Titel: Der Atem der Welt Kostenlos Bücher Online Lesen
Autoren: Carol Birch
Vom Netzwerk:
mit viel Gerede über Inseln. Es hätte Inseln geben sollen. Der Kapitän und Mr Rainey steckten häufig flüsternd die Köpfe über dem Quadranten zusammen. Wir dachten, jeden Moment müsste im fernen Dunst eine Küste, ein Berg, ein mit Bäumen bestandenes Ufer auftauchen. Es hätte Inseln geben sollen, und es hätte Schiffe geben sollen.
    »Ich erinnere mich an Zeiten«, sagte Mr Rainey, »als man kei
ne Woche unterwegs sein konnte, ohne einem anderen Walfänger zu begegnen.«
    »Hab ich es nicht gesagt«, erklärte Gabriel. »Mit dem Walfang ist es vorbei.«
    »Jaff«, meinte Tim leichthin, »und was, wenn wir nun in eine andere Welt gesegelt sind?«
    »Dann würde es immer noch Inseln geben.«
    »Und wenn es eine Welt ohne Inseln
ist? Eine Welt, in der es nichts anderes gibt als diesen einen riesengroßen Ozean?«
    In der vierten Nacht nach dem Schwein begann ich zu glauben, dass er recht hatte. Wir waren tatsächlich in eine andere Welt
gesegelt, eine, die neben unserer herlief, eine, die immer da, aber unsichtbar gewesen war. Sie bestand nur aus Ozean. Es konnte nicht unsere Welt sein. Jeder wusste doch, dass der Pazifik voller Inseln war. Wo waren die Walfangschiffe? Wozu taugten die Kompasse und der Quadrant und all die Berechnungen und Beratungen vom Kapitän und Mr Rainey, wenn sie uns nicht innerhalb einer akzeptablen Zeitspanne zu einer dieser Inseln oder in befahrene Gewässer brachte?
     
    John Copper weckte uns, weil er im Schlaf schrie. Grässliche wurmartige Dinger mit scharfen Zähnen seien ihm an Armen und Leib hochgelaufen. »Das ist er !«, sagte John und zitterte so sehr, als hätte jemand einen Eimer voller lebender Fische über ihm ausgeschüttet, wie in dieser alten Geschichte. »Er knufft mich dauernd. Er macht mich wahnsinnig.«
    »Diesmal nicht«, sagte Skip, »das war ich nicht.«
    »Doch«, sagte Simon. »Ich hab dich gesehen.«
    »Hast du nicht.«
    »Mein Kopf bringt mich um«, stöhnte John.

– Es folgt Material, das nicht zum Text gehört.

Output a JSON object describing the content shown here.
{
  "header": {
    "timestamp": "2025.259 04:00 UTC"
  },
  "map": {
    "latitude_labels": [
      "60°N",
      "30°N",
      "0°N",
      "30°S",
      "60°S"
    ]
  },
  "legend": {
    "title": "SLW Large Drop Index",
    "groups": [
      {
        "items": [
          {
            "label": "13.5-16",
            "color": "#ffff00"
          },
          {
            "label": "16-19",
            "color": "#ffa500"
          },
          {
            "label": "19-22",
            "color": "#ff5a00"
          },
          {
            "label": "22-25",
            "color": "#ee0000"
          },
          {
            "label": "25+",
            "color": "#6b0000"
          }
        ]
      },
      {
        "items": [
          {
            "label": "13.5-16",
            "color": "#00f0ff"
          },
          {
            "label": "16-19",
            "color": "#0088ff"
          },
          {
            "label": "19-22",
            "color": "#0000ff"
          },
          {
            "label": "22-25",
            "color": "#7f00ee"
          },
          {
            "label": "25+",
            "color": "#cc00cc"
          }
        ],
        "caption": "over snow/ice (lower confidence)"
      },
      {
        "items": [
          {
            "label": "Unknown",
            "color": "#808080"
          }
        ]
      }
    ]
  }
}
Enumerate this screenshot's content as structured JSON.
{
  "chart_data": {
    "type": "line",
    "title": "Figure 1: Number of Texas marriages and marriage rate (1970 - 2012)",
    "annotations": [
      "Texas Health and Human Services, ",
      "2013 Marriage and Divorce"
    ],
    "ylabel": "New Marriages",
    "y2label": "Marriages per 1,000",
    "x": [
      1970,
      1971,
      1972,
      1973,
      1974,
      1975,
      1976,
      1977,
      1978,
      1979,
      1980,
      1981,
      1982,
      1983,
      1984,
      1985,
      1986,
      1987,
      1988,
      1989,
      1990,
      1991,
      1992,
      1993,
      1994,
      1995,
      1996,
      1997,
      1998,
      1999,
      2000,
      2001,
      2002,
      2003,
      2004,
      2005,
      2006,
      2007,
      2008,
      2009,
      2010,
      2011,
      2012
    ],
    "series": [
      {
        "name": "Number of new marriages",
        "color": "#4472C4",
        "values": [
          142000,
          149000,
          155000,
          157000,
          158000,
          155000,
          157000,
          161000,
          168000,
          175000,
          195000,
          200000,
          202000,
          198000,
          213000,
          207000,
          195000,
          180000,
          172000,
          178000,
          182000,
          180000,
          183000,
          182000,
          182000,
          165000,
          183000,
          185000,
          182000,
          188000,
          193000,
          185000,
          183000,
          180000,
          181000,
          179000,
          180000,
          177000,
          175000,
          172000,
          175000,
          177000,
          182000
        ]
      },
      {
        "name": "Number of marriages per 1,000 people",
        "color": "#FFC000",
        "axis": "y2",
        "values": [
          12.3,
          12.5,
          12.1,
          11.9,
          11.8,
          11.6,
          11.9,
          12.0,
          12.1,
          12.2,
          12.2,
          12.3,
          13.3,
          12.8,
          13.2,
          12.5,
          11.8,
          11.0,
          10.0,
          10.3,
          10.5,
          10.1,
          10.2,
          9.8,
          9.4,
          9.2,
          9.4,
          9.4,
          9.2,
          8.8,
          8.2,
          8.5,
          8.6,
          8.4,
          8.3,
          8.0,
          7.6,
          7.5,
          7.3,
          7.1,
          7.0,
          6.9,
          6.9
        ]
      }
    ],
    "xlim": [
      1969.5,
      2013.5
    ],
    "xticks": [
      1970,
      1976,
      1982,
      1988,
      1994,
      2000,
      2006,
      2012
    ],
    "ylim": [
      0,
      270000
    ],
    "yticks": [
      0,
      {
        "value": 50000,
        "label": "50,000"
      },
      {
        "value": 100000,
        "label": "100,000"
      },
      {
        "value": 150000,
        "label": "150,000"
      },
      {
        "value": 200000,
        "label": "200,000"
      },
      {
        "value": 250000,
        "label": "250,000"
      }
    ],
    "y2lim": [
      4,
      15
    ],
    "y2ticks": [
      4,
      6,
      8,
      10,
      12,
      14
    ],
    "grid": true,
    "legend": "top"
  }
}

    »Skip, du sorgst für Albträume.« Proctor rieb sich das Gesicht. »Herrgott nochmal, Mann, benimm dich wie der Rest von uns.«
    Wilson Pride mischte sich ein. »Das ist nicht gerecht«, sagte er, »und es ist nicht klug. Für eine Weile sollten Sie ihn mal übernehmen.«
    »Du hast recht«, sagte der Kapitän. »Yan, wechsle den Platz mit Skip.«
    »Oh Gott.« Gabriel streckte sich auf dem Boden aus und beschirmte seinen Kopf mit den Händen.
    »Entschuldigen Sie, Kapitän, aber ich bin nicht sicher, dass das eine gute Idee ist«, sagte Mr Rainey.
    »Wieso nicht? Wenn er hier bei uns bleibt und so weitermacht, wird ihm noch was zustoßen. Wir brauchen eine Atempause.«
    »Wie Sie wünschen, Sir«, sagte Mr Rainey steif, »aber ich kann nicht für ihn garantieren.«
    »Das müssen Sie auch nicht, Mr Rainey«, sagte der Kapitän. »Er kann auf sich selbst aufpassen. Skip, du hast hoffentlich genau zugehört. Reiß dich zusammen.«
    »Ja, Kapitän«, schniefte Skip kleinlaut, stand auf und kletterte zu uns herüber.
    »Skip«, sagte Mr Rainey, »wenn du einen einzigen von uns knuffst – und auch nur ein einziges Mal – hörst du mich? –, dann werf ich dich persönlich über Bord.«
    »Es ist meine Schuld«, sagte Skip kaum hörbar. »Weil ich den Drachen getötet habe.«
    »Du hast den Drachen nicht getötet!«, brüllte Rainey.
    »Doch. Ich hab ihn freigelassen, und da ist er gestorben.«
    »Woher willst du wissen, dass er tot ist?«, fragte Tim. »Er kann doch auch nach Hause geschwommen sein und sitzt jetzt auf seiner kleinen Insel, mit den Enkeln auf den Knien, und erzählt ihnen von seinem großen Abenteuer bei den Verrückten.«
    »Setz dich, Skip«, sagte Dan. »Und halt den Mund.«
     
    Er und sein großmächtiger Gott. Skips großer Gott gab uns regelmäßig die Wetteraussichten durch. Er war nicht schlecht, ich würde behaupten, dass er zu fünfundachtzig Prozent richtig lag. An besagtem Tag hatte er gutes Wetter vorhergesagt, und so wurde es dann auch. An jenem Tag bekam Mr Rainey eine schlimme Kopfgrippe. Seine Augen tränten, und seine Nase lief wie ein Wasserhahn. »Als Nächstes kommt der Husten«, sagte er, »es schlägt mir immer auf die Brust. Ihr haltet euch besser von mir fern.«
    Leicht gesagt!
    »Denkt daran, Jungs«, sagte Dan, während er unser Wasser austeilte, »mit jedem Tag, der vergeht, rückt unsere Rettung einen Tag näher.«
    »Bei Gott, ja«, stimmte Rainey zu und wischte sich die Nase am Ärmel ab.